Мне нелегко было решиться на такое, ей-же-ей! Ты знаешь меня не первый год: я не прочь побуянить и подраться. Не раз я кулаками вправлял мозги всякому сброду, мутузил задир, забияк, но пальцем не тронул бедных или слабых. А вот в тот момент хочешь не хочешь, а принимай сторону правителей-кровопийцев и мулл-подлецов. И убивай ни за что, ни про что несчастных. Это тяжко, поверь! Оглянись на мою жизнь: я кутил, картежничал, пьянствовал, пускал в ход нож в пылу ссоры, случалось, месяцами скрывал в своей хиджре всех, кто нуждался в убежище, вот, к примеру, тебя. И так почти тридцать лет. Короче, жил, как большинство, как принято в бухарских медресе. И все —шито-крыто... Глупо же из-за этих бредней о «свободе и справедливости» засыпаться, отдавать себя на растерзание, не хотелось мне становиться ягненком в когтях волка, не хотелось!.. И я застонал: «О шариат!»
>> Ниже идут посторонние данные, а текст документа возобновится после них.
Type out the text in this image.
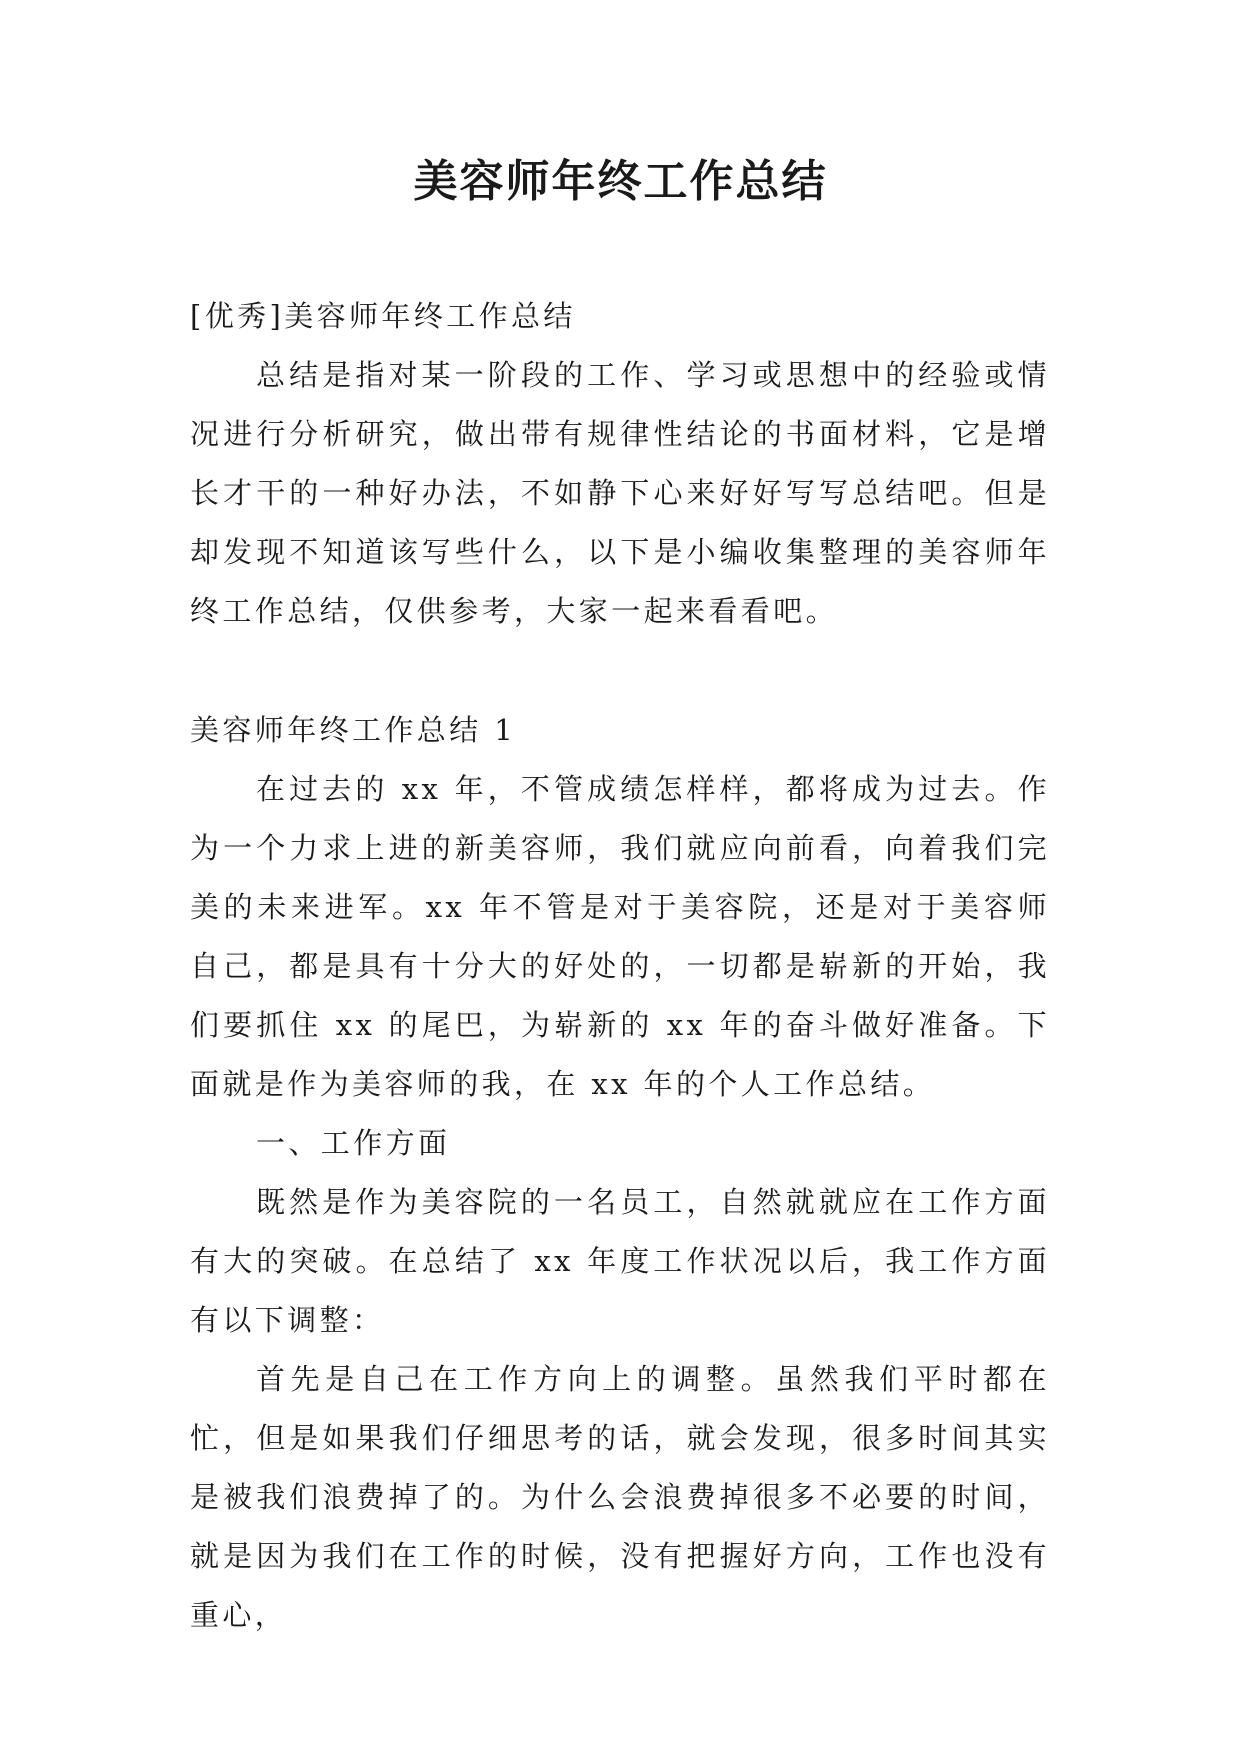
美容师年终工作总结

[优秀]美容师年终工作总结

总结是指对某一阶段的工作、学习或思想中的经验或情况进行分析研究，做出带有规律性结论的书面材料，它是增长才干的一种好办法，不如静下心来好好写写总结吧。但是却发现不知道该写些什么，以下是小编收集整理的美容师年终工作总结，仅供参考，大家一起来看看吧。

美容师年终工作总结 1

在过去的 xx 年，不管成绩怎样样，都将成为过去。作为一个力求上进的新美容师，我们就应向前看，向着我们完美的未来进军。xx 年不管是对于美容院，还是对于美容师自己，都是具有十分大的好处的，一切都是崭新的开始，我们要抓住 xx 的尾巴，为崭新的 xx 年的奋斗做好准备。下面就是作为美容师的我，在 xx 年的个人工作总结。

一、工作方面

既然是作为美容院的一名员工，自然就就应在工作方面有大的突破。在总结了 xx 年度工作状况以后，我工作方面有以下调整：

首先是自己在工作方向上的调整。虽然我们平时都在忙，但是如果我们仔细思考的话，就会发现，很多时间其实是被我们浪费掉了的。为什么会浪费掉很多不必要的时间，就是因为我们在工作的时候，没有把握好方向，工作也没有重心，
Ринулся к Регистану. Многие, очень многие из тех, кто утром провозглашали и славили свободу, метались, сшибали в усердии друг друга с ног, обмотав шею поясами. «О шариат! О шариат!»
Я потянул в сторону одного такого и задал ему вопрос:
— Братец, что приключилось, а как же свобода?
— Тихо! — пришикнул он на меня. — Скольких уже арестовали! Нас узнают — и нам не сдобровать! Не забывай пословицу: «В городе одноглазых показывай один глаз».
— «Хороший конец — всему делу венец», — подбодрил я Махмуд-Араба. — Однако в толк не возьму, смеет ли ратовать за шариат этот проходимец Кори Ибод?
Махмуд-Араб ответил:
— Ты что, слепой, не разглядел, кто сегодня из кожи лез вон на Регистане? С пеной у рта сражался за шариат? Такие мерзавцы подстрекали и мутили народ! Будь у меня нож, вспорол бы им животы. А после — будь, что будет, хоть в лапы эмирских палачей.
— Кого ты имеешь в виду?
— Джунбула-Махдума прежде всего. Он не отличит палку от буквы алиф, безмозглый идиот, а подлец, каких свет не видал!
Махмуд-Араб такое порассказал о Джунбуле-Махдуме! Об этом совестно не то что говорить вам — слушать.
— Другой «защитник шариата» — сынок муллы Руви-Араба, — продолжал просвещать меня Махмуд-Араб месяц назад с другими муллами напоил в своей келье отпрыска шахрисябзского ишана, потом слово за слово — и скандал, и драка. Дело было днем, на шум сбежались бездельники, любители совать нос во все щели. Доложили квартальному приставу, и он явился в медресе. Келья — на запоре. Пристав велел взломать дверь. Пакостники перепугались и повыскакивали на улицу через окно. С тех пор этот храбрец прятался в укромном местечке и вдруг пожаловал спасать шариат!
21
Мударрис — старший преподаватель высшего духовного училища (медресе).